Vermont No. 2 in Children's Well-being
Article published July 22, 2014
By WILSON RING
MONTPELIER — Vermont kept its No. 2 national ranking in the well-being of the state’s children, ranking highly on education, family and community factors, according to statistics compiled by the Annie E. Casey Foundation.
The Foundation’s 2014 Kids Count report being released today measures 16 indicators from four groups that measure a child’s well-being: economic well-being, education, health, and family and community.
The report, now in its 25th year, showed 10 indicators where Vermont improved over the 2013 report and three where it worsened. Three others were unchanged. The state ranked third in education, family and community while economic well-being improved a spot from ninth to eighth.
The only category that dropped from the 2013 report to this year’s was Vermont’s health ranking, which fell to sixth from fourth. Even so, three of the four measures in the health category showed improvement: children without health insurance, child and teen deaths and percentage of teens who abuse alcohol or drugs. The fourth category, low-birth-weight babies, was unchanged.
But a decline in a ranking could mean changes in other states rather than deterioration in Vermont, said Sarah Teel, the research associate for Voices for Vermont’s Children, which distributes the national Kids Count data book in Vermont.
“We have to be careful about assuming that our relatively high rank means we don’t need to improve,” Teel said. “Our progress is an opportunity to look at where policies have made a positive difference and expand and protect those approaches.”
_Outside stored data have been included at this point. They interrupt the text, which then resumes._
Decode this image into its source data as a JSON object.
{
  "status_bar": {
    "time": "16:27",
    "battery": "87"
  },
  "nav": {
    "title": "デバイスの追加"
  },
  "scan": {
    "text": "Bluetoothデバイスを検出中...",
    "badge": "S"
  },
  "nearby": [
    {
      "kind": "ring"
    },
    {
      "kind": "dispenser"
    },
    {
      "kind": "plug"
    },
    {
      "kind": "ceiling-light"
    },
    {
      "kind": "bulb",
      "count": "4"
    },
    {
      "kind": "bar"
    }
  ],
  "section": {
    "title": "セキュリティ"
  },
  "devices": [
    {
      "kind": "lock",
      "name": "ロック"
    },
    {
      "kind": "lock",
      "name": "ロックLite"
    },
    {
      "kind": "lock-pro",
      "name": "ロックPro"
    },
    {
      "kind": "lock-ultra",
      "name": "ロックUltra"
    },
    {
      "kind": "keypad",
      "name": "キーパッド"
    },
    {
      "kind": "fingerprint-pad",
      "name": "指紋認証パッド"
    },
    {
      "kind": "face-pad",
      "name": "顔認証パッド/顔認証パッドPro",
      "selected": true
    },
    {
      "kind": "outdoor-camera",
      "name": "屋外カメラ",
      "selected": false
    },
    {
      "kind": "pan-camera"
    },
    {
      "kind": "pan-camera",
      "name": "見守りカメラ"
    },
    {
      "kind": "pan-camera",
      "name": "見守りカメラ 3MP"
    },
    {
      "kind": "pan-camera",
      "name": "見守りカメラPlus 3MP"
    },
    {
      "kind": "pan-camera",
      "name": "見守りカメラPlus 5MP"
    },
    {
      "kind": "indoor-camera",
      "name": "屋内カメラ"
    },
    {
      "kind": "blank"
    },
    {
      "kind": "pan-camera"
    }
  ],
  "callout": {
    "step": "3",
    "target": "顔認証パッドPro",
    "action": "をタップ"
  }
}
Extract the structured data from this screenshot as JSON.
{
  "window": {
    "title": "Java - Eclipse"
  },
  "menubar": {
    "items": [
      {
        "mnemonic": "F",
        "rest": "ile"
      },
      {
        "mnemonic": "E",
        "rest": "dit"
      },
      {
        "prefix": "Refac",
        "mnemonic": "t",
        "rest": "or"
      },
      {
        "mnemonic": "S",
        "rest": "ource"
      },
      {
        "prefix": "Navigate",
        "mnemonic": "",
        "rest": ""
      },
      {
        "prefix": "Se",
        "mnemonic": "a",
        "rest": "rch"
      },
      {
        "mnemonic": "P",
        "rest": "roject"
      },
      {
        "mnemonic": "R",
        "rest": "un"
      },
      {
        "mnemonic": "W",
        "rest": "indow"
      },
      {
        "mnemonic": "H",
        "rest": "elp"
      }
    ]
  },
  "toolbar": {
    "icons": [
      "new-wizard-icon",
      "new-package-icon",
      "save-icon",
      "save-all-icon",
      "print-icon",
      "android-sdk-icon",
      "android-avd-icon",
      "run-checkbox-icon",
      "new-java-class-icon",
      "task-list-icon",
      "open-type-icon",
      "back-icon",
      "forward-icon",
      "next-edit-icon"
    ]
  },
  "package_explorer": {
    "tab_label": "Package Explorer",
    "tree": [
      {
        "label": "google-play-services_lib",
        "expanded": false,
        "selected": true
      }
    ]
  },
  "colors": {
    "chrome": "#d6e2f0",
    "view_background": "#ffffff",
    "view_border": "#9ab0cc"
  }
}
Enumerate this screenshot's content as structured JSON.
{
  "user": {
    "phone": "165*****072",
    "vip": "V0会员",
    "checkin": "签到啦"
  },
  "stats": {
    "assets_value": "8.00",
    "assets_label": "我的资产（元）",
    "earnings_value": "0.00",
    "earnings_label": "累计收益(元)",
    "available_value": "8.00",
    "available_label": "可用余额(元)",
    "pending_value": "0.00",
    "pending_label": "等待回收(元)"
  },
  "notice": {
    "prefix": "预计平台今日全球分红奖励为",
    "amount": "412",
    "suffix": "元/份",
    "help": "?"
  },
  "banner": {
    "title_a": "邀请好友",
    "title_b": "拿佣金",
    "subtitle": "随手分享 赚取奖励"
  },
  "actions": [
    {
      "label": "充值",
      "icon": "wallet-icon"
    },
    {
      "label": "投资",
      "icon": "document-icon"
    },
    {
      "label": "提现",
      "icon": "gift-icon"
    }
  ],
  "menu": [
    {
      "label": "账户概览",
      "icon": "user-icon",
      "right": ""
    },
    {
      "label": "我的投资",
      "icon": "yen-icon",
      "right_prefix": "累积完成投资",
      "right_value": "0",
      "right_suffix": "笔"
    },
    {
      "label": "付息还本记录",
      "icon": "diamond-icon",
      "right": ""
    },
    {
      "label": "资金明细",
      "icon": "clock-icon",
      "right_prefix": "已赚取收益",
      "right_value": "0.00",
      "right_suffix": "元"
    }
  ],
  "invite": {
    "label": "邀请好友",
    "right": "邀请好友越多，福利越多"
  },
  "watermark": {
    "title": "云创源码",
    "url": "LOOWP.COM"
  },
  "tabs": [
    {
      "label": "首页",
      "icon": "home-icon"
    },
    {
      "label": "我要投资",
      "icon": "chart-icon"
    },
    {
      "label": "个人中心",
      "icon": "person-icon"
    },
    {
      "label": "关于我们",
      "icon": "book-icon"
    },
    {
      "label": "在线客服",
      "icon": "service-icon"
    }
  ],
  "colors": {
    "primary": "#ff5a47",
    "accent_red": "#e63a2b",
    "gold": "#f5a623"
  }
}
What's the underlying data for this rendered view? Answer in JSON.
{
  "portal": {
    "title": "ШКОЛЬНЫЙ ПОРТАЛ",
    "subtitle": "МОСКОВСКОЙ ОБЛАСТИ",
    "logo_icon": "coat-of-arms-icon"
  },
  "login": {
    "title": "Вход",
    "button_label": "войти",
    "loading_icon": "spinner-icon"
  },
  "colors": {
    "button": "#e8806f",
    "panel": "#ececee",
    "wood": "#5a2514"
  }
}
In this year’s report, Massachusetts led the country, followed by Vermont, Iowa, New Hampshire — which fell from first place in 2013 — and Minnesota. Arizona, Louisiana, Nevada, New Mexico and Mississippi had the lowest rankings.
Vermont ranked second in 2013, third in 2012 and fourth in 2011.
The three areas where Vermont declined were the percentage of children living in households with a high housing cost, 36 percent, up from the 2005 baseline year when 33 percent lived in high-burden housing.
The number of children living in single-parent families also worsened, rising to 32 percent from 31 percent and the number of children living in high poverty areas from 2008-2012 was 2 percent, up from about zero in 2000.
The report found that 15 percent of the state’s children, about 19,000, live in poverty. Nevertheless, Vermont’s economic well-being ranked eighth in the country, up from ninth in 2013.